The Court of Appeals will hear argument in State v. Clark, 255 Md. App. 327 (2022), the latest of a series of postconviction cases involving whether a presumption of prejudice applies when a trial court orders a testifying defendant not to communicate with their counsel during a break in the trial. The question sharply divided the COSA, with the Hon. Kathryn Graeff writing for the majority that the U.S. Supreme Court’s presumption of prejudice for the deprivation of counsel did not apply where trial counsel failed to object and the defendant did not produce sufficient evidence at the postconviction hearing that he would have conferred with counsel but for the erroneous order.  In a lengthy dissent, the Hon. Douglas Nazarian concluded the importance of the fundamental right to counsel required the presumption of prejudice and that the defendant should not resurrect his right after the trial court’s order depriving him of such right, in order to demonstrate he has been prejudiced. 

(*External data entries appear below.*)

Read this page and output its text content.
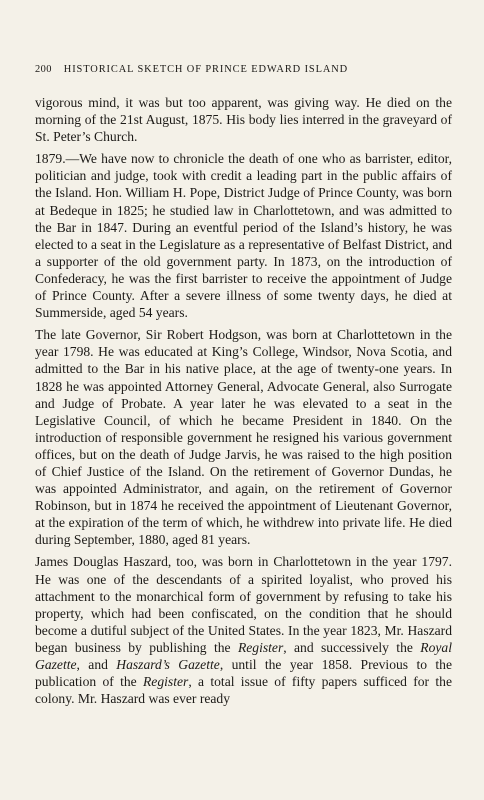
200 HISTORICAL SKETCH OF PRINCE EDWARD ISLAND

vigorous mind, it was but too apparent, was giving way. He died on the morning of the 21st August, 1875. His body lies interred in the graveyard of St. Peter’s Church.

1879.—We have now to chronicle the death of one who as barrister, editor, politician and judge, took with credit a leading part in the public affairs of the Island. Hon. William H. Pope, District Judge of Prince County, was born at Bedeque in 1825; he studied law in Charlottetown, and was admitted to the Bar in 1847. During an eventful period of the Island’s history, he was elected to a seat in the Legislature as a representative of Belfast District, and a supporter of the old government party. In 1873, on the introduction of Confederacy, he was the first barrister to receive the appointment of Judge of Prince County. After a severe illness of some twenty days, he died at Summerside, aged 54 years.

The late Governor, Sir Robert Hodgson, was born at Charlottetown in the year 1798. He was educated at King’s College, Windsor, Nova Scotia, and admitted to the Bar in his native place, at the age of twenty-one years. In 1828 he was appointed Attorney General, Advocate General, also Surrogate and Judge of Probate. A year later he was elevated to a seat in the Legislative Council, of which he became President in 1840. On the introduction of responsible government he resigned his various government offices, but on the death of Judge Jarvis, he was raised to the high position of Chief Justice of the Island. On the retirement of Governor Dundas, he was appointed Administrator, and again, on the retirement of Governor Robinson, but in 1874 he received the appointment of Lieutenant Governor, at the expiration of the term of which, he withdrew into private life. He died during September, 1880, aged 81 years.

James Douglas Haszard, too, was born in Charlottetown in the year 1797. He was one of the descendants of a spirited loyalist, who proved his attachment to the monarchical form of government by refusing to take his property, which had been confiscated, on the condition that he should become a dutiful subject of the United States. In the year 1823, Mr. Haszard began business by publishing the Register, and successively the Royal Gazette, and Haszard’s Gazette, until the year 1858. Previous to the publication of the Register, a total issue of fifty papers sufficed for the colony. Mr. Haszard was ever ready
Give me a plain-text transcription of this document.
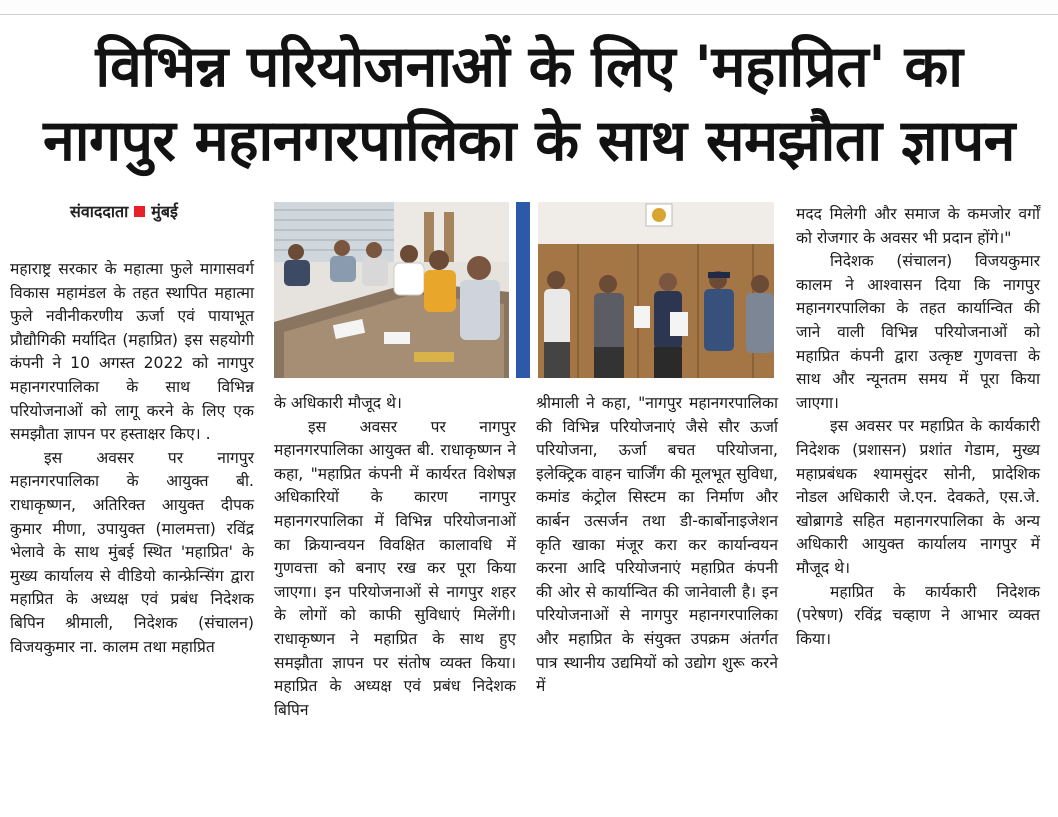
विभिन्न परियोजनाओं के लिए 'महाप्रित' का
नागपुर महानगरपालिका के साथ समझौता ज्ञापन
संवाददाता मुंबई

महाराष्ट्र सरकार के महात्मा फुले मागासवर्ग विकास महामंडल के तहत स्थापित महात्मा फुले नवीनीकरणीय ऊर्जा एवं पायाभूत प्रौद्यौगिकी मर्यादित (महाप्रित) इस सहयोगी कंपनी ने 10 अगस्त 2022 को नागपुर महानगरपालिका के साथ विभिन्न परियोजनाओं को लागू करने के लिए एक समझौता ज्ञापन पर हस्ताक्षर किए। .

इस अवसर पर नागपुर महानगरपालिका के आयुक्त बी. राधाकृष्णन, अतिरिक्त आयुक्त दीपक कुमार मीणा, उपायुक्त (मालमत्ता) रविंद्र भेलावे के साथ मुंबई स्थित 'महाप्रित' के मुख्य कार्यालय से वीडियो कान्फ्रेन्सिंग द्वारा महाप्रित के अध्यक्ष एवं प्रबंध निदेशक बिपिन श्रीमाली, निदेशक (संचालन) विजयकुमार ना. कालम तथा महाप्रित

के अधिकारी मौजूद थे।

इस अवसर पर नागपुर महानगरपालिका आयुक्त बी. राधाकृष्णन ने कहा, "महाप्रित कंपनी में कार्यरत विशेषज्ञ अधिकारियों के कारण नागपुर महानगरपालिका में विभिन्न परियोजनाओं का क्रियान्वयन विवक्षित कालावधि में गुणवत्ता को बनाए रख कर पूरा किया जाएगा। इन परियोजनाओं से नागपुर शहर के लोगों को काफी सुविधाएं मिलेंगी। राधाकृष्णन ने महाप्रित के साथ हुए समझौता ज्ञापन पर संतोष व्यक्त किया। महाप्रित के अध्यक्ष एवं प्रबंध निदेशक बिपिन

श्रीमाली ने कहा, "नागपुर महानगरपालिका की विभिन्न परियोजनाएं जैसे सौर ऊर्जा परियोजना, ऊर्जा बचत परियोजना, इलेक्ट्रिक वाहन चार्जिंग की मूलभूत सुविधा, कमांड कंट्रोल सिस्टम का निर्माण और कार्बन उत्सर्जन तथा डी-कार्बोनाइजेशन कृति खाका मंजूर करा कर कार्यान्वयन करना आदि परियोजनाएं महाप्रित कंपनी की ओर से कार्यान्वित की जानेवाली है। इन परियोजनाओं से नागपुर महानगरपालिका और महाप्रित के संयुक्त उपक्रम अंतर्गत पात्र स्थानीय उद्यमियों को उद्योग शुरू करने में

मदद मिलेगी और समाज के कमजोर वर्गों को रोजगार के अवसर भी प्रदान होंगे।"

निदेशक (संचालन) विजयकुमार कालम ने आश्वासन दिया कि नागपुर महानगरपालिका के तहत कार्यान्वित की जाने वाली विभिन्न परियोजनाओं को महाप्रित कंपनी द्वारा उत्कृष्ट गुणवत्ता के साथ और न्यूनतम समय में पूरा किया जाएगा।

इस अवसर पर महाप्रित के कार्यकारी निदेशक (प्रशासन) प्रशांत गेडाम, मुख्य महाप्रबंधक श्यामसुंदर सोनी, प्रादेशिक नोडल अधिकारी जे.एन. देवकते, एस.जे. खोब्रागडे सहित महानगरपालिका के अन्य अधिकारी आयुक्त कार्यालय नागपुर में मौजूद थे।

महाप्रित के कार्यकारी निदेशक (परेषण) रविंद्र चव्हाण ने आभार व्यक्त किया।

This case turns on the application of the rule enunciated in Geders v. U.S., 425 U.S. 80 (1976) – a  case on direct appeal – to a postconviction case governed by the principles of Strickland v. Washington, 466 U.S. 668 (1984).  In Geders, the Supreme Court held that the trial court’s order preventing a defendant from consulting his counsel about anything during a 17-hour overnight recess between his direct and cross-examination deprived him of his right to the assistance of counsel guaranteed by the Sixth Amendment. In Geders, the trial attorney had objected to the Court’s order. Geders applied a presumption of prejudice and ordered a new trial.  But what if trial counsel does not object?  That is Mr. Clark’s case.